Not revealing your public key provides theoretical security against quantum attacks which do not yet exist.

1) yes. very much.
2) i dont need to know the range of the private key. mathematicians, programmers, they think that way. its important to them. for security researchers like myself, we tend to think differently. the range is not important but its how we can emulate the correct RSZ and K nonce to the public key is more important.. by knowing K, we alrdy are one step away from revealing the private key.
3) range not important to us. good,nice info but we usually shelve it. coz we know we just need to know the K value used.
4) the best tool i use so far and extremely efficient is the lattice attack script written by Antoine. You can download it at https://github.com/bitlogik/lattice-attack
5) as i found out, nope. u need a little more than that. you got to get to K nonce. Then things are much easier.
6) i am actually trying to prove to my government on why every bitcoin transaction or any other altcoin transaction should not display the public keys and rsz signatures. if we really want bitcoin or any other altcoins to continue to prosper or at least be relevant for another 8 decades, at least, we then need to give out less informations on every transaction. how can we claim, its anonymous or safe when all i need is for you to make 1 transaction and i know your pubkeys and RSZ? im beginning to understand the mathematics deeper..and as i delve further.. i seriously cannot fathom why showing the public keys are ok to most. as thats my first way in to a wallet.

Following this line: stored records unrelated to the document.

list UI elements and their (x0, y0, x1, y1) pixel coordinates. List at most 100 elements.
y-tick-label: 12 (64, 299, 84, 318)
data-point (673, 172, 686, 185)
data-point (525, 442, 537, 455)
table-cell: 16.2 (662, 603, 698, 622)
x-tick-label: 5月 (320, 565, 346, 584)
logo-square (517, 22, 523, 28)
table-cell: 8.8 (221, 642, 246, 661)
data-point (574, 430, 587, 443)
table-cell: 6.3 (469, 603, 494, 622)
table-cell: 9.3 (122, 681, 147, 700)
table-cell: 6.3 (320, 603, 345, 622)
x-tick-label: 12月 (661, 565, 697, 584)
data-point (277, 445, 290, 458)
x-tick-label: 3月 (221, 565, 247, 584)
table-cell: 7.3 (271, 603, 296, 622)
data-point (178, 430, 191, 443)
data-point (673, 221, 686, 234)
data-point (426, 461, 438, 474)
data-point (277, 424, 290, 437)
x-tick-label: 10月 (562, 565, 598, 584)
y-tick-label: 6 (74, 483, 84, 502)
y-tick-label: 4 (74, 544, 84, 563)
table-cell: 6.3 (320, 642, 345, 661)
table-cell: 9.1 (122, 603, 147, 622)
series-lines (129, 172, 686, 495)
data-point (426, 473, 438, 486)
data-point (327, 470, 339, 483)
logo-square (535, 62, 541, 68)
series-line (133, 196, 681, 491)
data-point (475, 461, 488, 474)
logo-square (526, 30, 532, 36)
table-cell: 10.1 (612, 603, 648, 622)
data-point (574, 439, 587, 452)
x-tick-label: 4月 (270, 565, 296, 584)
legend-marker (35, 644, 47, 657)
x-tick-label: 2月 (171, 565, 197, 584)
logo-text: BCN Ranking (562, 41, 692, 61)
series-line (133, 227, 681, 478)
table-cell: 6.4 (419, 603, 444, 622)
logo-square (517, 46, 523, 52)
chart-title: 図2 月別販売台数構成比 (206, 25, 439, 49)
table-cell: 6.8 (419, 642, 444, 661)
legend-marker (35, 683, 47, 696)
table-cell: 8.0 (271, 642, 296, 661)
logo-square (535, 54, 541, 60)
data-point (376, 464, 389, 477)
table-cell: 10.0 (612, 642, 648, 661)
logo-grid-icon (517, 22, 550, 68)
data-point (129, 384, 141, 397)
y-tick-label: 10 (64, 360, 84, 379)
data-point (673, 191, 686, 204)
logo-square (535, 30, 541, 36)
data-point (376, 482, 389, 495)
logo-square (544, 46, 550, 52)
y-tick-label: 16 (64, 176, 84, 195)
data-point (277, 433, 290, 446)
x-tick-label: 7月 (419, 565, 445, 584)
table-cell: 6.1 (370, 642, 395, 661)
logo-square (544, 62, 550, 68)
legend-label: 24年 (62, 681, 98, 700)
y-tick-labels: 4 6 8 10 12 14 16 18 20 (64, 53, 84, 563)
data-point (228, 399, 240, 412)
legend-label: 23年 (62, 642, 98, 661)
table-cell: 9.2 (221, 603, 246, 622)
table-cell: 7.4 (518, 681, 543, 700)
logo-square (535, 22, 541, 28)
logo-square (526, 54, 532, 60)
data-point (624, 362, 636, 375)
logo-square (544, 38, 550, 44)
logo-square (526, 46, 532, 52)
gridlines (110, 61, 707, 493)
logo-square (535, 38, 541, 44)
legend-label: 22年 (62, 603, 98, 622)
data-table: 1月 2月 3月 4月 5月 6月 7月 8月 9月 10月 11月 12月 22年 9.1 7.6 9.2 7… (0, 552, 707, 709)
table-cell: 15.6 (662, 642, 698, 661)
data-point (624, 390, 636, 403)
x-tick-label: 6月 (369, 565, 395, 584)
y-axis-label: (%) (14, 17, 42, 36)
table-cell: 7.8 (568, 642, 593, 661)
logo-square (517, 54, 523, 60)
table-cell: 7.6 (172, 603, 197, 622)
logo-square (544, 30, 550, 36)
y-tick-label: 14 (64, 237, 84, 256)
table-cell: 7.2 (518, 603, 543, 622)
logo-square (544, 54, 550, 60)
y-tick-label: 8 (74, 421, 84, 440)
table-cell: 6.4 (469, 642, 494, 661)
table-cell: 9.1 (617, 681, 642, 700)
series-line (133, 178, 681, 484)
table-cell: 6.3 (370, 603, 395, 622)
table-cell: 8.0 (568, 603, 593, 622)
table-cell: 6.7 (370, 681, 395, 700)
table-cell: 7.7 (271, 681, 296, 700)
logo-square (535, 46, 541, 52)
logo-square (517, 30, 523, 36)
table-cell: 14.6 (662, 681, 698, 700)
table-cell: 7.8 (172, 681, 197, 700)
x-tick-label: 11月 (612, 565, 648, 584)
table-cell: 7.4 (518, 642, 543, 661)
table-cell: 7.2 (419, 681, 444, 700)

im answering you as a Cyber Security Researcher for 18 years. im trained to think and do my work like how a professional hacker would think and do their research. 11 months on ECDSA though. and this has been one of the best research i had done. my new found respect to Mathematicians. i actually enjoyed doing this research so much.

If you have r, s, z and somehow know k, then you can work out the private key. You're one equation away in fact, not just one step.

Lots of questions here.

First of all why would you want to prove anything related to the underlying cryptography of bitcoin to your government? What's the problem with revealing r, s, z if you just keep k secret? Verifying the signature of a message requires the message (whose hash is z), the public key and the signature (which is [r, s]). Secondly, what relation does anonymity have with r, s, z? Each time you sign a message, k is generated pseudo-randomly, and so is r. Anonymity doesn't have to do with these values, but with inputs and outputs of Bitcoin transactions.

@galonicon I was beginning to get tensed while reading your comment not until I got to the end of it "that it's only a nice mathematical trick which can not move real coins" lol ;D . I'll in my quiet time carefully practicalize this equation to see how veritable it is based on how you have just explained.